In other words, they basically came to the consensus that you could be admitted to and a part of one of these historic women’s colleges, so long as you did not identify in any way as a male. So they have these two goals they have established, at least in theory, one of them is the old historic understandable goal of being a woman’s college. But the other is the very modern leftist progressivist goal of being on the cutting edge of the LGBTQ revolution.
Again, you can have one, you can’t have the other. It’s going to get complicated. But in these historic women’s colleges, as I say, by the time you get to the end of the last decade, it’s basically anyone can apply and be admitted and be a part of the campus so long as you are not either a biological male identifying as a male or a biological female identifying as a male. If you identify as a male right now, guess what? No admission, no acceptance, no being on the campus. But that is until this week.
Some of the other, among the colleges, these Seven Sisters were a bit ahead of Wellesley on this, but Wellesley’s the most influential and the student body at Wellesley was pushing for change further along the LGBTQ continuum. So in other words, if you just think about the old policy, you can be anything but a biological male identifying as a man or a biological female identifying as a man. The great sin there is identifying as a man. But it turns out that if you are going to be on the cutting edge of the sexual revolution, you may now be against anyone who is biologically male identifying as a man. But otherwise, you got to say yes to everything else. You have to say yes. Even now, if you’re going to follow the transgender revolution, you’re going to have to say yes to biological females identifying as a male.

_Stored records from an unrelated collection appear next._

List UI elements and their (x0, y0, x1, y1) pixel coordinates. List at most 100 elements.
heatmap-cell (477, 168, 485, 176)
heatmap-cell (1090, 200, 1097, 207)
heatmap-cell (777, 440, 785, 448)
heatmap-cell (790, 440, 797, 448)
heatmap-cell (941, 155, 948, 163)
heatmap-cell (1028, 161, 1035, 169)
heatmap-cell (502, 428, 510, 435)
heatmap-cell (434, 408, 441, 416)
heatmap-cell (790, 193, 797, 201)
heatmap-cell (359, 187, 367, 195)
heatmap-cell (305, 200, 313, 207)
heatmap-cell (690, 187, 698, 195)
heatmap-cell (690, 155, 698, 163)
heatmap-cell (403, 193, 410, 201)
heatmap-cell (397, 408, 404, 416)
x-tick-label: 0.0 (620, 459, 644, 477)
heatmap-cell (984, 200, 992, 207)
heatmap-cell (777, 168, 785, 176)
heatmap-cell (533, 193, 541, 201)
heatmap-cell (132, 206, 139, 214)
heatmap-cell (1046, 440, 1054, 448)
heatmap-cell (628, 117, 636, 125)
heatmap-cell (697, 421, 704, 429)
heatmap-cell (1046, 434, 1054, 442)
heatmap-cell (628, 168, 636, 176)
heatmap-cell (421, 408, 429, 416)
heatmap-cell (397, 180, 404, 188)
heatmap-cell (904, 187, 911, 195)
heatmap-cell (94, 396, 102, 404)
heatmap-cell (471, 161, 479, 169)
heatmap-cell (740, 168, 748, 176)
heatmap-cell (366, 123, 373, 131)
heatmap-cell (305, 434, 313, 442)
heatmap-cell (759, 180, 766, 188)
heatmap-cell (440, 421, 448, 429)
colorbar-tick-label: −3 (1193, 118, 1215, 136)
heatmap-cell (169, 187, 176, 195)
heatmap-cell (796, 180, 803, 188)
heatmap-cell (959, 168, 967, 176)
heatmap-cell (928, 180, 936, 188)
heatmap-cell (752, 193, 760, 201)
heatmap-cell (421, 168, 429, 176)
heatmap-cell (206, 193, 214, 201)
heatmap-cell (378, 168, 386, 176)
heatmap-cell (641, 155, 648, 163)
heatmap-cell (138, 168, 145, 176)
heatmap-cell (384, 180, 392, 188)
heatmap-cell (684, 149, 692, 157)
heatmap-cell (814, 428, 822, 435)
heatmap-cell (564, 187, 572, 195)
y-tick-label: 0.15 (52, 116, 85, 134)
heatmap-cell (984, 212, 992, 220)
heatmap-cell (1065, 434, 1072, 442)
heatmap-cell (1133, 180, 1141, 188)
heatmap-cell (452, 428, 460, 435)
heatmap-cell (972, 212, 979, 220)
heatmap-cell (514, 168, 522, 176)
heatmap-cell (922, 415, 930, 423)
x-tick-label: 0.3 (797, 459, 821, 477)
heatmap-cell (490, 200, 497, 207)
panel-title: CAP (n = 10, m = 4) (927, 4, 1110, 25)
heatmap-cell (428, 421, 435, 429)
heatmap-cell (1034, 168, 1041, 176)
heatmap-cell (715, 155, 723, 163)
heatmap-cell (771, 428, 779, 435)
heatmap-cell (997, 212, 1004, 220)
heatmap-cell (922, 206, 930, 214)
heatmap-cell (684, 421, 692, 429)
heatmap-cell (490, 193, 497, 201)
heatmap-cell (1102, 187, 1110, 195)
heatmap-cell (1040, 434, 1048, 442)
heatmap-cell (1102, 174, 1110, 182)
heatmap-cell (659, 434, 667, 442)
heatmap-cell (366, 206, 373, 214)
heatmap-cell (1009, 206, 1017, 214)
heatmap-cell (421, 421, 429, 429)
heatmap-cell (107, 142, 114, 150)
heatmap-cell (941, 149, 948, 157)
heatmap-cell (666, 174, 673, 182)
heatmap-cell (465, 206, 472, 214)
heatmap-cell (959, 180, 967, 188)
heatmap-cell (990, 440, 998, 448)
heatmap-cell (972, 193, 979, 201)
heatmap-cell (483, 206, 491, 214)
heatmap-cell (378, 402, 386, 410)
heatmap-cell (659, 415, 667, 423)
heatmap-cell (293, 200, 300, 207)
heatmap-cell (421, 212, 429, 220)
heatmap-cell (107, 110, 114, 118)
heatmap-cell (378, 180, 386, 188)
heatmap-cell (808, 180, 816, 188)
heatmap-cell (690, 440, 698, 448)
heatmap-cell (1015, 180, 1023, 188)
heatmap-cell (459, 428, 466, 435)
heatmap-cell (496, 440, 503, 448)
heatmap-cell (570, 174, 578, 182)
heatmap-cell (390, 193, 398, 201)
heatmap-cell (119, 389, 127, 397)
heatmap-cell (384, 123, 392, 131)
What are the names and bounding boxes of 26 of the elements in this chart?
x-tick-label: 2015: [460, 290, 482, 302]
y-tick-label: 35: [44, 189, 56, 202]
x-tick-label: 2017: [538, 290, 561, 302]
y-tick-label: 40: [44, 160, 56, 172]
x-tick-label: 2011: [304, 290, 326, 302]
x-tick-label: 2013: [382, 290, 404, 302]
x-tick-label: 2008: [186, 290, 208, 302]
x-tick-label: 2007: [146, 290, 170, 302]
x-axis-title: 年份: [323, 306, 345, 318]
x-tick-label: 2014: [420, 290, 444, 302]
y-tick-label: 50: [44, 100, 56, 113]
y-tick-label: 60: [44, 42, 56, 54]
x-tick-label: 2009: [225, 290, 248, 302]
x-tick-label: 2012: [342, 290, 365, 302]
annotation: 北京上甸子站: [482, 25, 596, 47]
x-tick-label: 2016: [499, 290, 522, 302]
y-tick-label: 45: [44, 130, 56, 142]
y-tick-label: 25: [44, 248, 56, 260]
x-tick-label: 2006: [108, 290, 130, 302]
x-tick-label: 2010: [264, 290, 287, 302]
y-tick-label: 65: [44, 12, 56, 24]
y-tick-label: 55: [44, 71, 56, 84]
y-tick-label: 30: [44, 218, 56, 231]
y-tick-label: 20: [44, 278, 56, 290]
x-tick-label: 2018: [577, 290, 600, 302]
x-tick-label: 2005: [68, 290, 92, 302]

So are you an historic women’s college? If you have a so-called man on campus, if you’re living by the fiction that this biological female is a male, here’s where you see all of this begin to fall apart and it falls apart in a way you would think would be humiliating and embarrassing to those who are pushing the LGBTQ revolution.
You would think that the sheer insanity of this would be so obvious that everyone would back up and say, “What in the world are we doing here? What are we trying to communicate? How is this a women’s college, if we’re saying that you can be anything but a man identifying as a man,” because even now, if you’re a woman identifying as a man, hey, you’re all in. We even go so far in our extreme commitment to the LGBTQ logic that we say you actually are a man, but there can’t be any men on campus. Well, except transgender men, I guess you’re welcome.